This invention relates to the art of geophysical prospecting in general, to the art of radioactivity well logging in particular, and more particularly to a method for determining the true absorption cross section for small quantities of water.
It is known in the art to irradiate the formations for a period of time sufficient to activate an appreciable number of nuclei of material in the formations, thereby rendering the material artifically radioactive, and at an interval of time following the cessation of the radiation to measure the artificial radioactivity. In U.S. Pat. No. 3,379,882, issued to A. H. Youmans and assigned to the assignee of the present invention, there is described one system for radioactivity well logging wherein the formations are irradiated with neutrons from a periodically varying source operating at a repetition rate of the order of magnitude of hundreds or thousands of cycles per second, being thus alternately on and off for periods of hundreds of microseconds.
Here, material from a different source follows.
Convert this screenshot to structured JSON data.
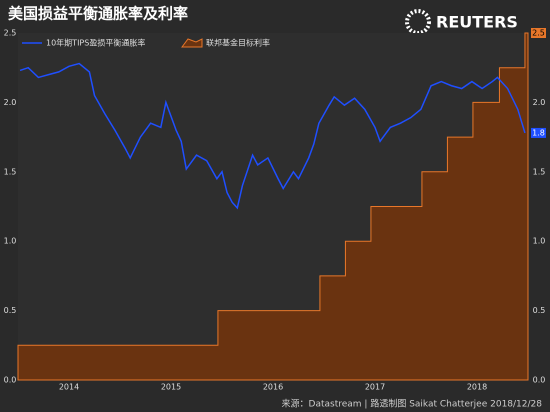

A detector is synchronized with the source to measure returning radiations while the source is off. Such an instrument is used for measuring the absorption cross section (.SIGMA.) of the material surrounding the source and detector. The absorption cross section is a measure of the rate at which thermal neutrons are captured in the material surrounding the instrument.
One use for the above described system has been in log-inject-log. As described in U.S. Pat. No. 3,558,888, issued to A. H. Youmans and assigned to the assignee of the present application, such a logging method can comprise injecting into a subsurface earth formation a fluid having a preselected thermal neutron absorption cross section. Log-inject-log allows one to detect where the fluid is going for the first few feet of formation where the fluid is injected. The solution used by this method is made up by combining with water a known amount of sodium-cloride to provide a salt-water solution for which can be calculated the absorption cross section. It is not unknown to be required to mix more than one quantity of such injection fluid and further it is not uncommon for the absorption cross section to differ slightly from one mixture to the next. One means of controlling the quality of injection fluid would be to measure the absorption cross section of each mixture to determine that the absorption cross sections are constant throughout all the mixtures.
A related problem is encountered in that it has proven to be extremely difficult in the prior art to measure the absorption cross section of very small fluid samples. This difficulty is based on two facts. The absorption cross section of fluids is not based solely on the salinity of the fluid. Impurities, such as trace amounts of boron, can significantly alter the absorption cross section making a measurement unreliable. A second difficulty in determining the absorption cross section of small fluid samples is that there are unique diffusion effects which will alter the neutron decay rate. These diffusion effects will cause to be measured a modified decay rate which is not exactly the true absorption cross section of the fluid samples particularly where small quantities are involved.
These and other disadvantages are overcome with the present invention by providing a method and apparatus for determining the true absorption cross section of small fluid samples based on a unique relationship of various fluid samples as long as the water concentrations of the samples are maintained relative constant.